Dale's post about criticism leads me to comment that this whole forum is a trove of criticism.
[If you believe in the official report...you are brainwashed..gullible]
[If you don't...then you must be a drooling kook]
Spokespeople for the "other side" include Priscilla Johnson McMillan, author of Marina and Lee, and former newspaperman Hugh Aynesworth. It would be petty I suppose to mention that both of them had clandestine relationships with intelligence agencies in the past, CIA in McMillan's case [1] and FBI as well as CIA in Aynesworth's [2]. I do not mean to convey that this is sinister per se; simply that given the many documented failures of these agencies with respect to the JFK murder, it is not too much to expect an acknowledgment of these sources' potential biases. [3] Another of the talking heads, Edward Jay Epstein, has acknowledged that one of his books on the case was written in extensive consultation with James Angleton, former head of CIA CounterIntelligence and himself a "person of interest." [4] Perhaps this film is "art," not journalism, and thus exempt from such disclosures.

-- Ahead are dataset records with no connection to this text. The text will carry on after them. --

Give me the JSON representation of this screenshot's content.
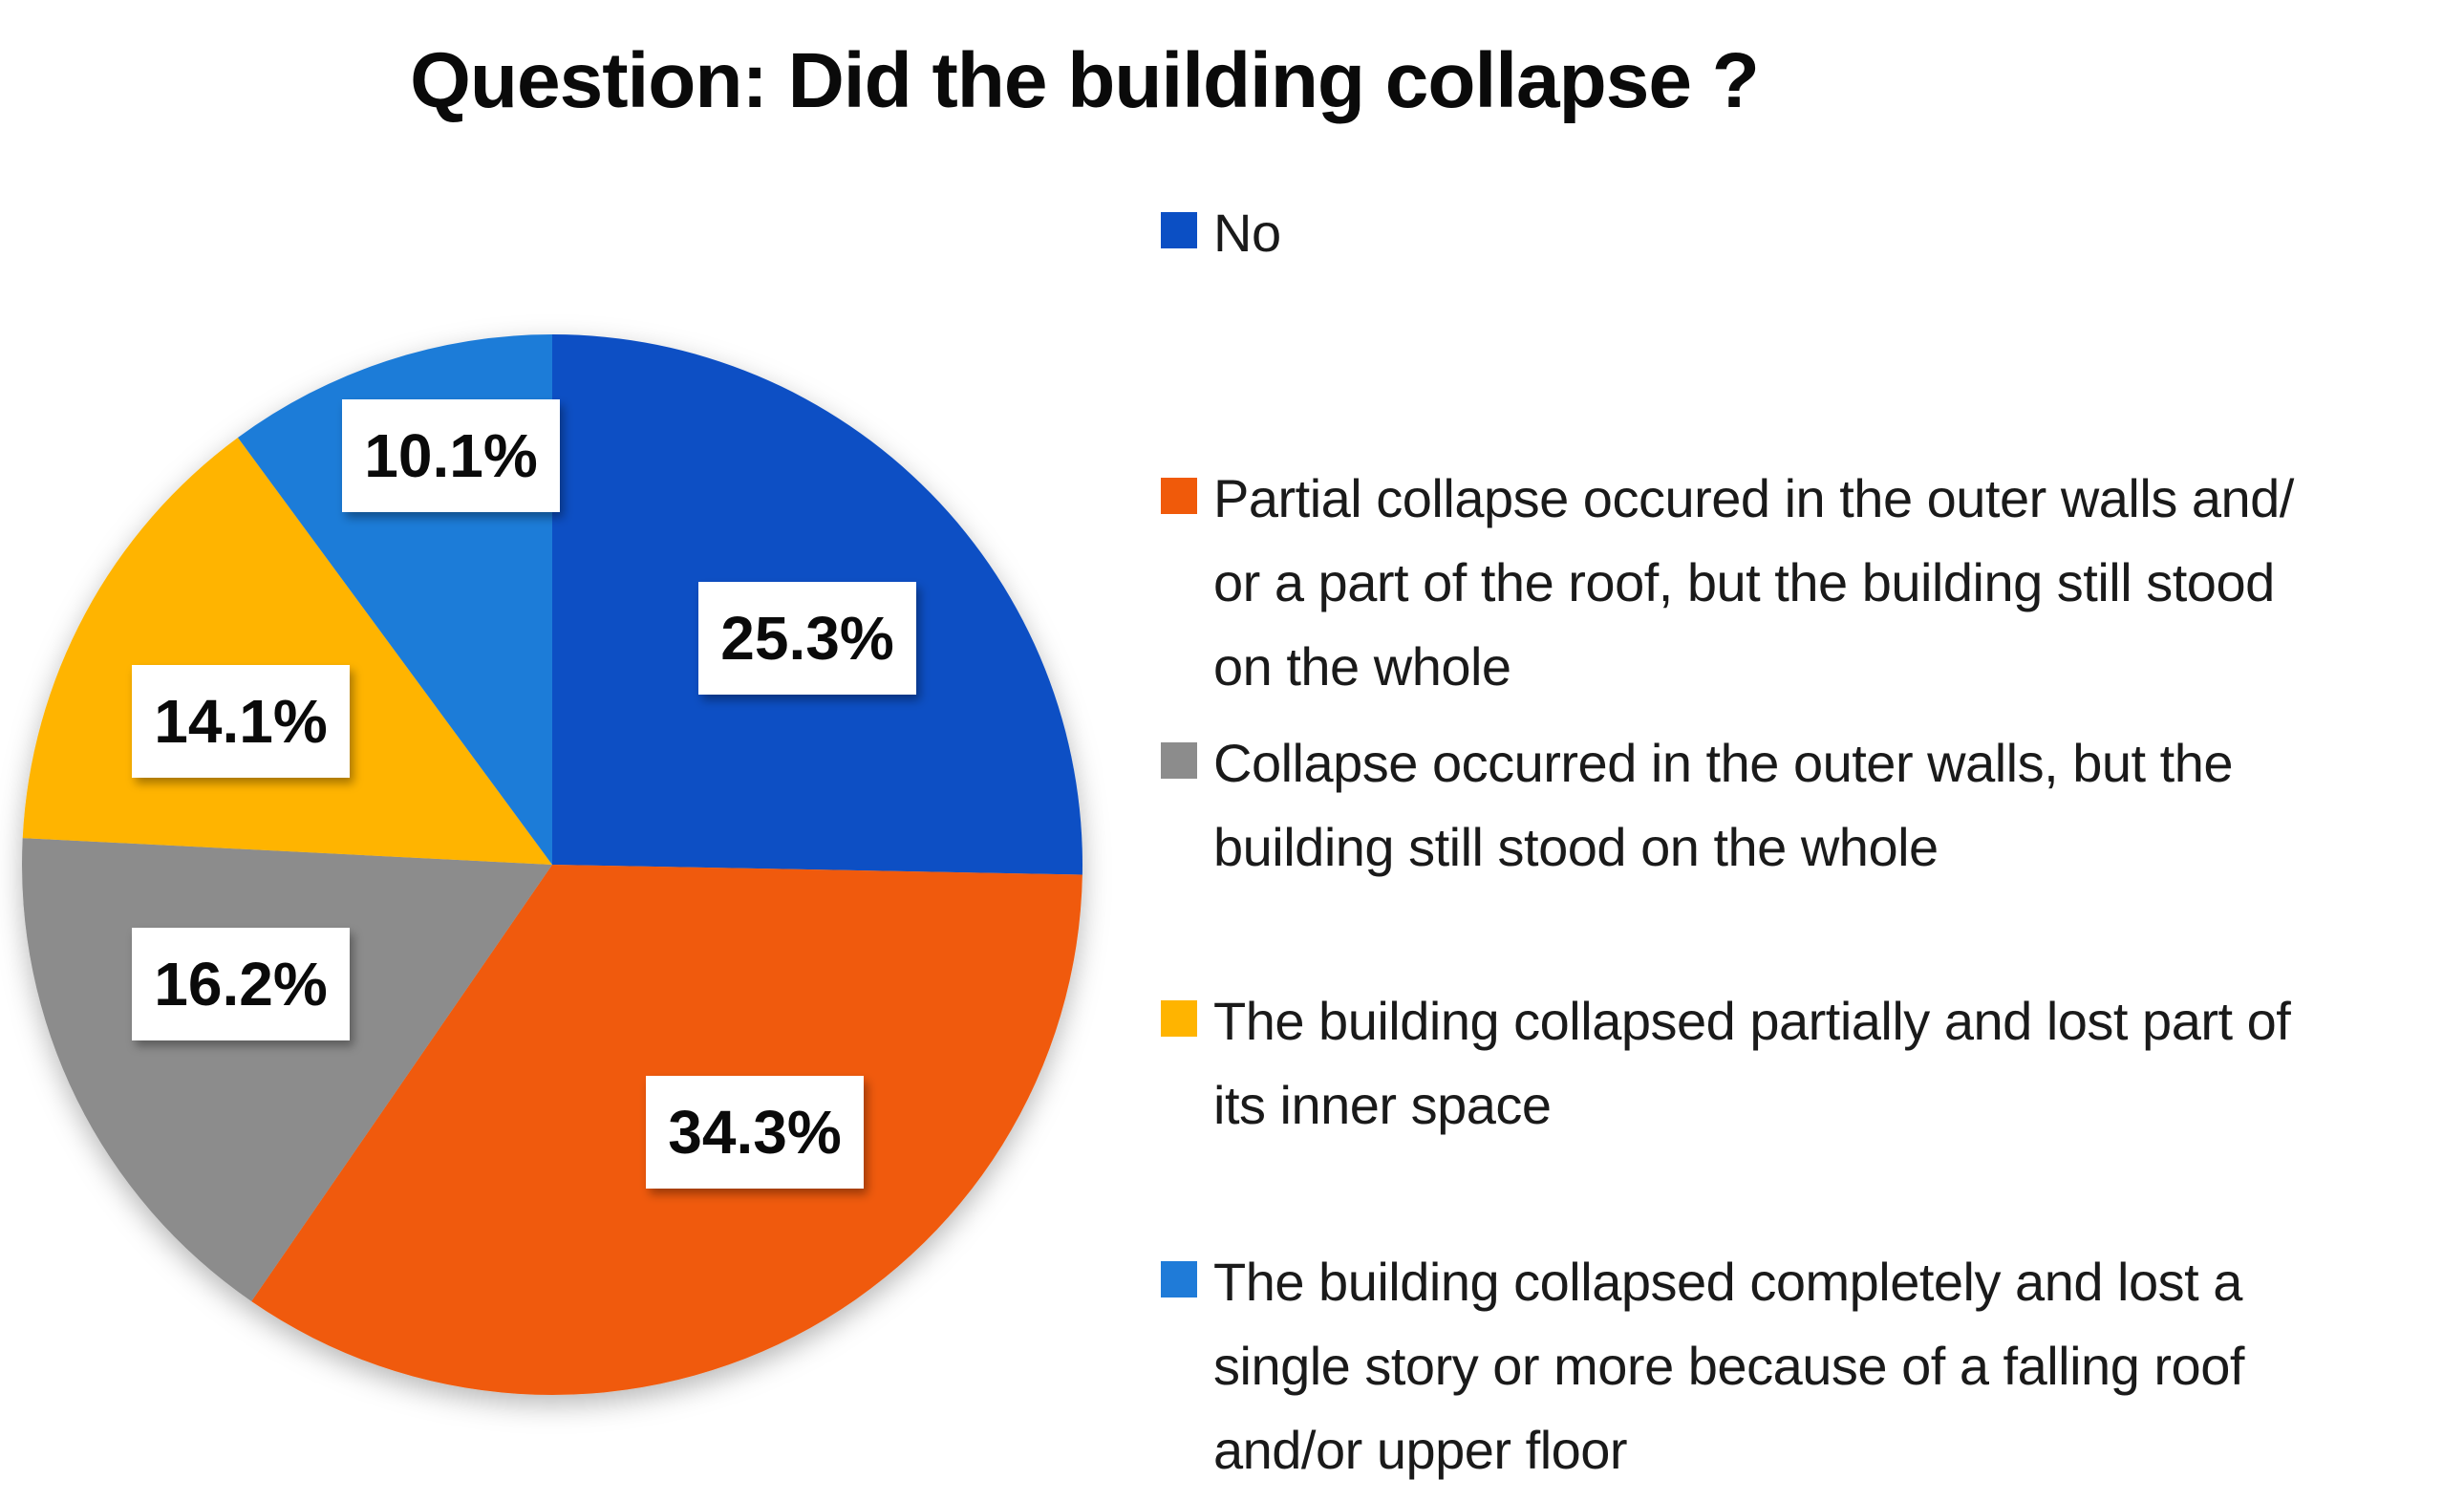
{
  "chart_data": {
    "type": "pie",
    "title": "Question: Did the building collapse ?",
    "legend_position": "right",
    "slices": [
      {
        "name": "No",
        "value": 25.3,
        "label": "25.3%",
        "color": "#0b4fc4"
      },
      {
        "name": "Partial collapse occured in the outer walls and/ or a part of the roof, but the building still stood on the whole",
        "value": 34.3,
        "label": "34.3%",
        "color": "#f05a0a"
      },
      {
        "name": "Collapse occurred in the outer walls, but the building still stood on the whole",
        "value": 16.2,
        "label": "16.2%",
        "color": "#8c8c8c"
      },
      {
        "name": "The building collapsed partially and lost part of its inner space",
        "value": 14.1,
        "label": "14.1%",
        "color": "#ffb400"
      },
      {
        "name": "The building collapsed completely and lost a single story or more because of a falling roof and/or upper floor",
        "value": 10.1,
        "label": "10.1%",
        "color": "#1f7bd8"
      }
    ]
  }
}
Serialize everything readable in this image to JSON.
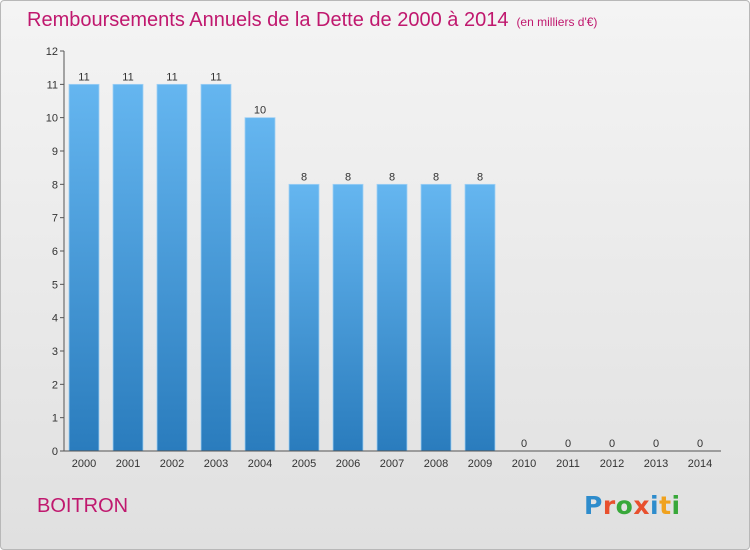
{
  "title": "Remboursements Annuels de la Dette de 2000 à 2014",
  "unit": "(en milliers d'€)",
  "commune": "BOITRON",
  "logo": {
    "text": "Proxiti",
    "letter_colors": [
      "#2e8ccc",
      "#e8502e",
      "#38a83a",
      "#e8502e",
      "#2e8ccc",
      "#f0a21e",
      "#38a83a"
    ]
  },
  "colors": {
    "title": "#c0186e",
    "bar_light": "#65b6f0",
    "bar_dark": "#2a7cbd"
  },
  "chart_data": {
    "type": "bar",
    "categories": [
      "2000",
      "2001",
      "2002",
      "2003",
      "2004",
      "2005",
      "2006",
      "2007",
      "2008",
      "2009",
      "2010",
      "2011",
      "2012",
      "2013",
      "2014"
    ],
    "values": [
      11,
      11,
      11,
      11,
      10,
      8,
      8,
      8,
      8,
      8,
      0,
      0,
      0,
      0,
      0
    ],
    "data_labels": [
      "11",
      "11",
      "11",
      "11",
      "10",
      "8",
      "8",
      "8",
      "8",
      "8",
      "0",
      "0",
      "0",
      "0",
      "0"
    ],
    "title": "Remboursements Annuels de la Dette de 2000 à 2014",
    "xlabel": "",
    "ylabel": "",
    "ylim": [
      0,
      12
    ],
    "yticks": [
      0,
      1,
      2,
      3,
      4,
      5,
      6,
      7,
      8,
      9,
      10,
      11,
      12
    ],
    "grid": false
  }
}
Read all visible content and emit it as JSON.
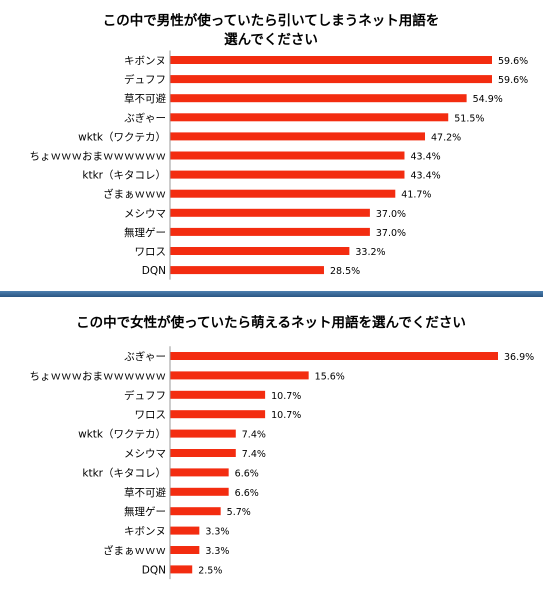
{
  "colors": {
    "bar": "#f32c10",
    "text": "#000000",
    "divider": "#2f5d8c"
  },
  "chart_data": [
    {
      "type": "bar",
      "orientation": "horizontal",
      "title": "この中で男性が使っていたら引いてしまうネット用語を\n選んでください",
      "title_lines": [
        "この中で男性が使っていたら引いてしまうネット用語を",
        "選んでください"
      ],
      "categories": [
        "キボンヌ",
        "デュフフ",
        "草不可避",
        "ぶぎゃー",
        "wktk（ワクテカ）",
        "ちょｗｗｗおまｗｗｗｗｗｗ",
        "ktkr（キタコレ）",
        "ざまぁｗｗｗ",
        "メシウマ",
        "無理ゲー",
        "ワロス",
        "DQN"
      ],
      "values": [
        59.6,
        59.6,
        54.9,
        51.5,
        47.2,
        43.4,
        43.4,
        41.7,
        37.0,
        37.0,
        33.2,
        28.5
      ],
      "value_labels": [
        "59.6%",
        "59.6%",
        "54.9%",
        "51.5%",
        "47.2%",
        "43.4%",
        "43.4%",
        "41.7%",
        "37.0%",
        "37.0%",
        "33.2%",
        "28.5%"
      ],
      "unit": "%",
      "xlim": [
        0,
        59.6
      ],
      "grid": false,
      "legend": "none"
    },
    {
      "type": "bar",
      "orientation": "horizontal",
      "title": "この中で女性が使っていたら萌えるネット用語を選んでください",
      "title_lines": [
        "この中で女性が使っていたら萌えるネット用語を選んでください"
      ],
      "categories": [
        "ぶぎゃー",
        "ちょｗｗｗおまｗｗｗｗｗｗ",
        "デュフフ",
        "ワロス",
        "wktk（ワクテカ）",
        "メシウマ",
        "ktkr（キタコレ）",
        "草不可避",
        "無理ゲー",
        "キボンヌ",
        "ざまぁｗｗｗ",
        "DQN"
      ],
      "values": [
        36.9,
        15.6,
        10.7,
        10.7,
        7.4,
        7.4,
        6.6,
        6.6,
        5.7,
        3.3,
        3.3,
        2.5
      ],
      "value_labels": [
        "36.9%",
        "15.6%",
        "10.7%",
        "10.7%",
        "7.4%",
        "7.4%",
        "6.6%",
        "6.6%",
        "5.7%",
        "3.3%",
        "3.3%",
        "2.5%"
      ],
      "unit": "%",
      "xlim": [
        0,
        36.9
      ],
      "grid": false,
      "legend": "none"
    }
  ]
}
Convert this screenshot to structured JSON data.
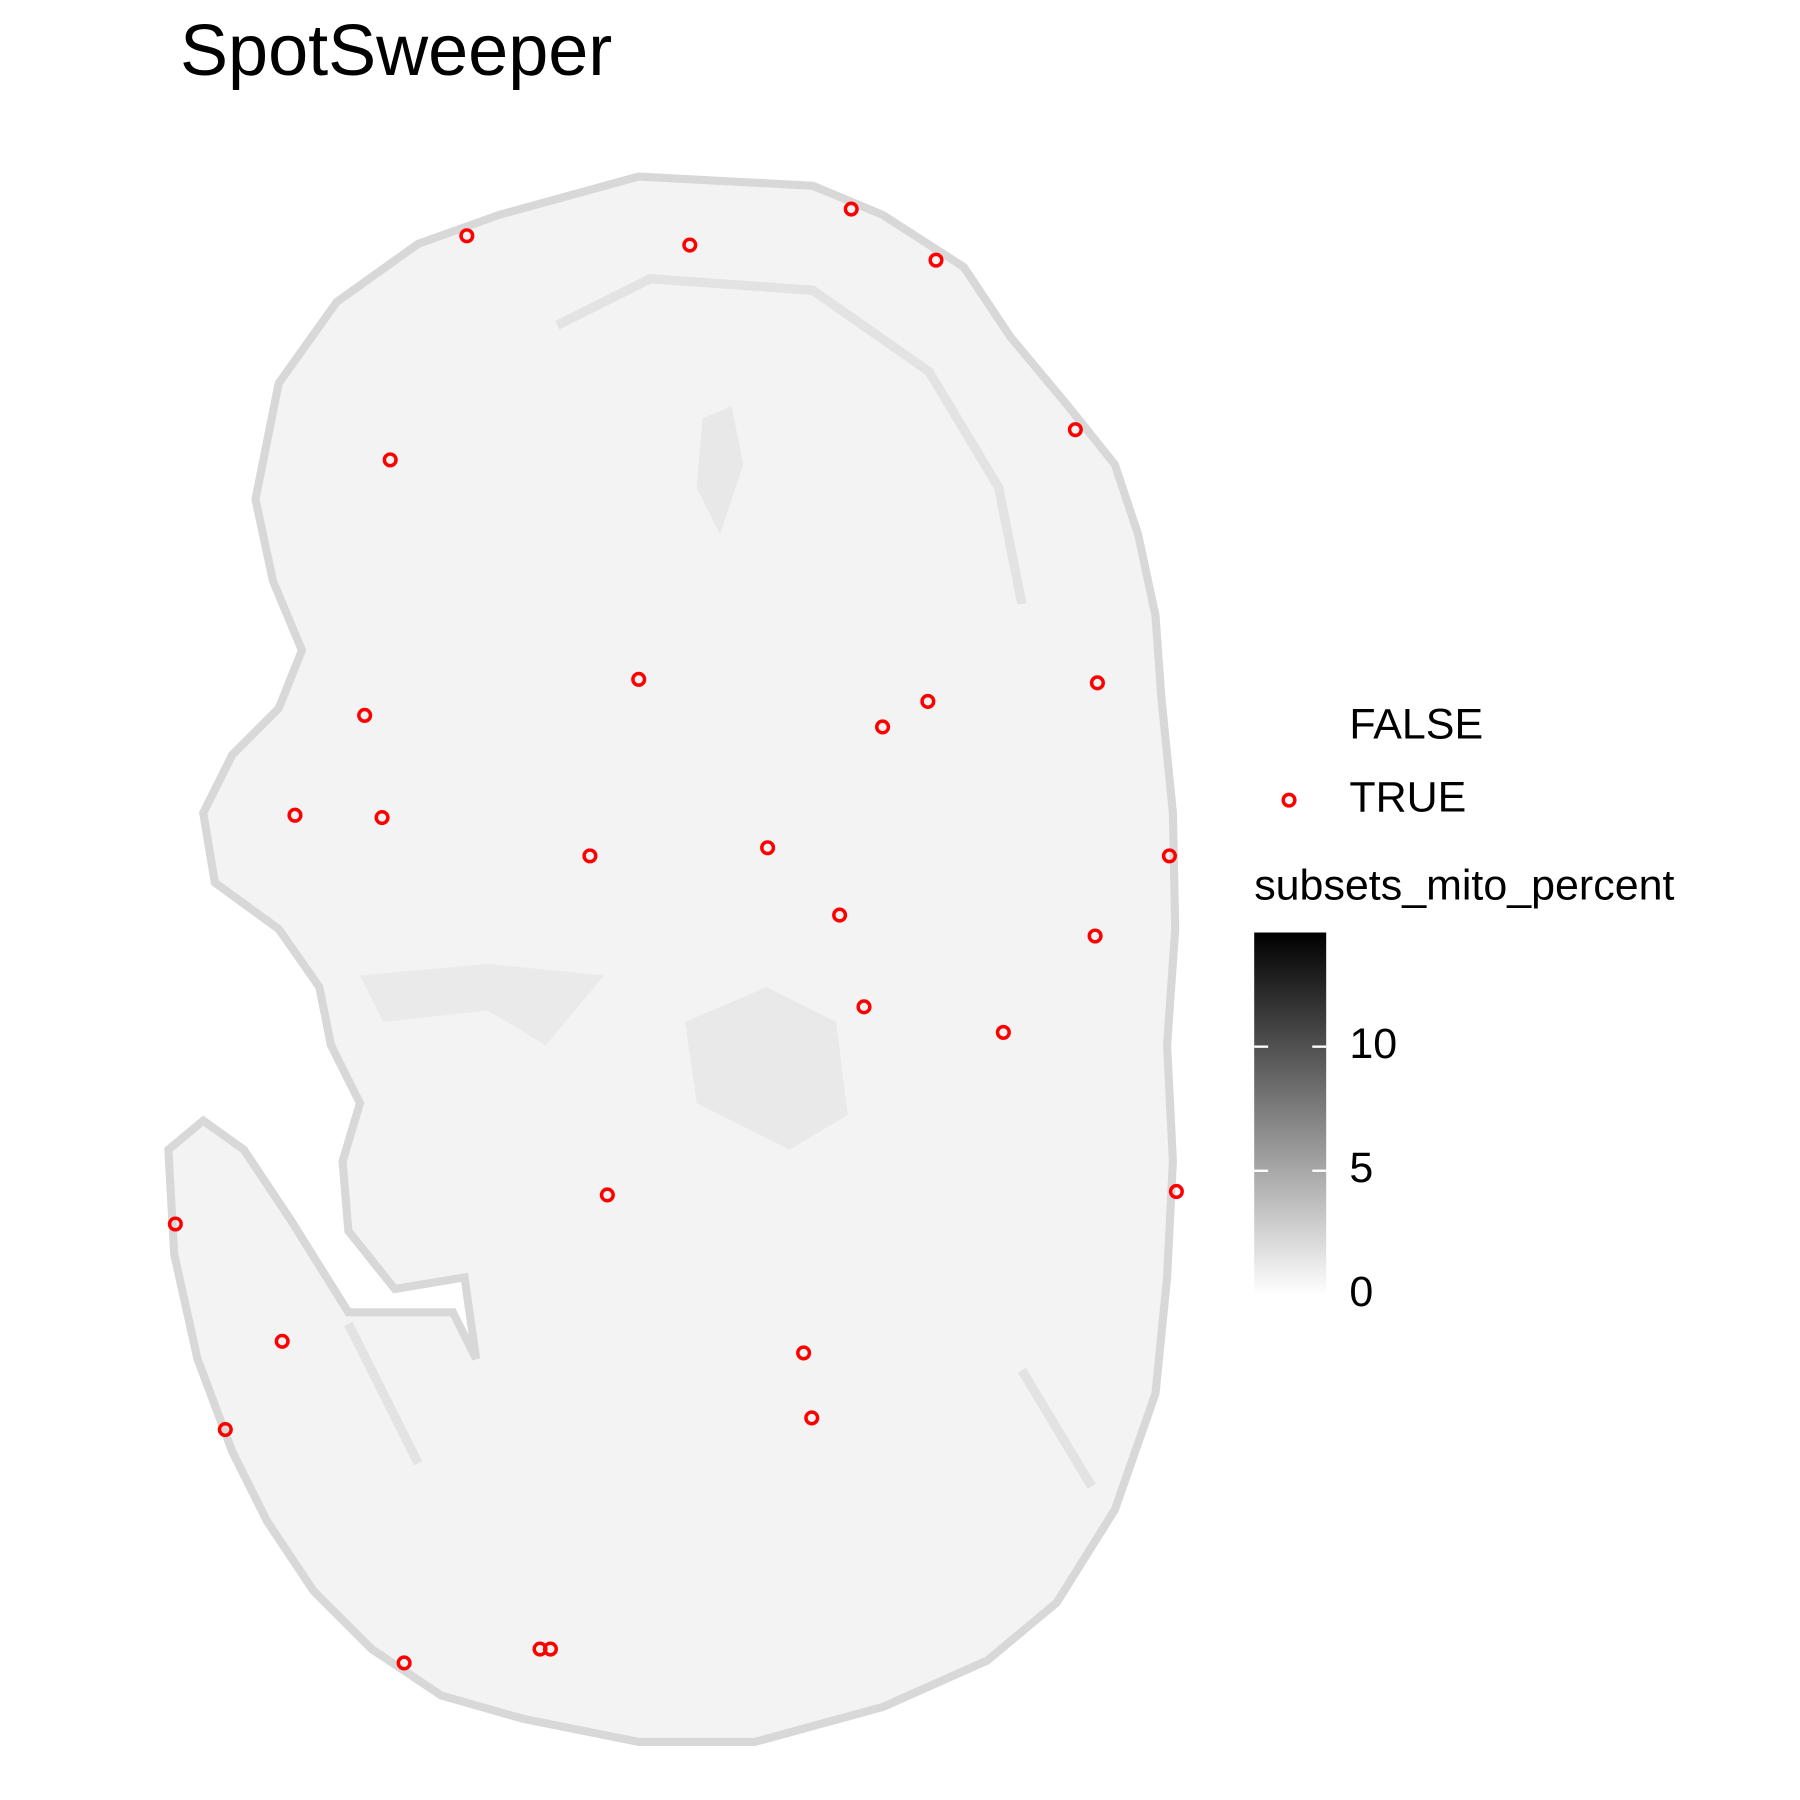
{
  "chart_data": {
    "type": "scatter",
    "title": "SpotSweeper",
    "xlim": [
      0,
      1550
    ],
    "ylim": [
      1550,
      0
    ],
    "series": [
      {
        "name": "FALSE",
        "color": "transparent",
        "x": [],
        "values": []
      },
      {
        "name": "TRUE",
        "color": "#ff0000",
        "x": [
          402,
          594,
          733,
          806,
          926,
          336,
          550,
          945,
          799,
          314,
          760,
          254,
          329,
          508,
          661,
          1007,
          723,
          943,
          744,
          864,
          523,
          1013,
          151,
          243,
          692,
          699,
          194,
          348,
          465,
          474
        ],
        "values": [
          203,
          211,
          180,
          224,
          370,
          396,
          585,
          588,
          604,
          616,
          626,
          702,
          704,
          737,
          730,
          737,
          788,
          806,
          867,
          889,
          1029,
          1026,
          1054,
          1155,
          1165,
          1221,
          1231,
          1432,
          1420,
          1420
        ]
      }
    ],
    "colorbar": {
      "title": "subsets_mito_percent",
      "lim": [
        0,
        14.6
      ],
      "ticks": [
        0,
        5,
        10
      ],
      "colors": [
        "#ffffff",
        "#000000"
      ]
    }
  }
}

Declassified documents show that Dallas reporter Hugh Aynesworth was in contact with the Dallas CIA office and had on at least one occasion "offered his services to us." The files are chock full of Aynesworth informing to the FBI, particularly in regard to the Garrison investigation. See for example an account of lengthy FBI meeting with Aynesworth on 26 Apr 1967 re: Garrison and 5 May 1967 Domestic Intelligence Division note. See also a CIA 27 Dec 1967 account of a phone call in which Aynesworth is said to have offered to secure documents "extracted" from Garrison's files (by William Gurvich). Also of note is a message Aynesworth sent to George Christian at LBJ's White House, in which Aynesworth wrote that "My interest in informing government officials of each step along the way is because of my intimate knowledge of what Jim Garrison is planning."
Aynesworth repeats the "Lassie defense," whereby Ruby, a man who even the Warren Commission acknowledged "frequently resorted to violence," [10] wouldn't have left his dog in the car if he had been planning to shoot Oswald. Priscilla Johnson McMillan reminds us that Oswald the loner "didn't do anything with anybody" and repeats the story of his leaving his wedding ring in a teacup for Marina the morning of the assassination. Epstein adds that "not a shred has come out that would indicate what this conspiracy was. After forty years, none of the theories pan out." Norman Mailer summarizes that "the internal evidence (of conspiracy) just wasn't there."
"Kennedy's Ghost"A review of Robert Stone's Oswald's Ghost by Rex Bradford , 1 Feb 2008
https://www.maryferrell.org/pages/Essay_-_Kennedys_Ghost.html So it is reported that Hugh Aynesworth spent his life beating back conspiracy proponents and their conspiracy ideas.
Then---I find it troublesomely difficult to believe that after all that Hugh Aynesworth [being a dedicated correspondent] had encountered on the assassination weekend..that he had felt no particular inspiration of his own to go down with the other reporters and report on the transfer of Oswald to county jail. He didn't have to run down there like it was to the Texas Theater [which I still consider dubious]
I find it rather unlikely that it would after all be his wife that would prod him to go down there. I also think it rather unlikely that she entered the police basement also... and stood alongside when Oswald was brought down. If there only was corroboration or a photo or something but I have never seen any. 1963 was a
men only time when it came to police work and police business and the DPD and vicinity of the inner sanctum was a no girls allowed clique else show me --evidence.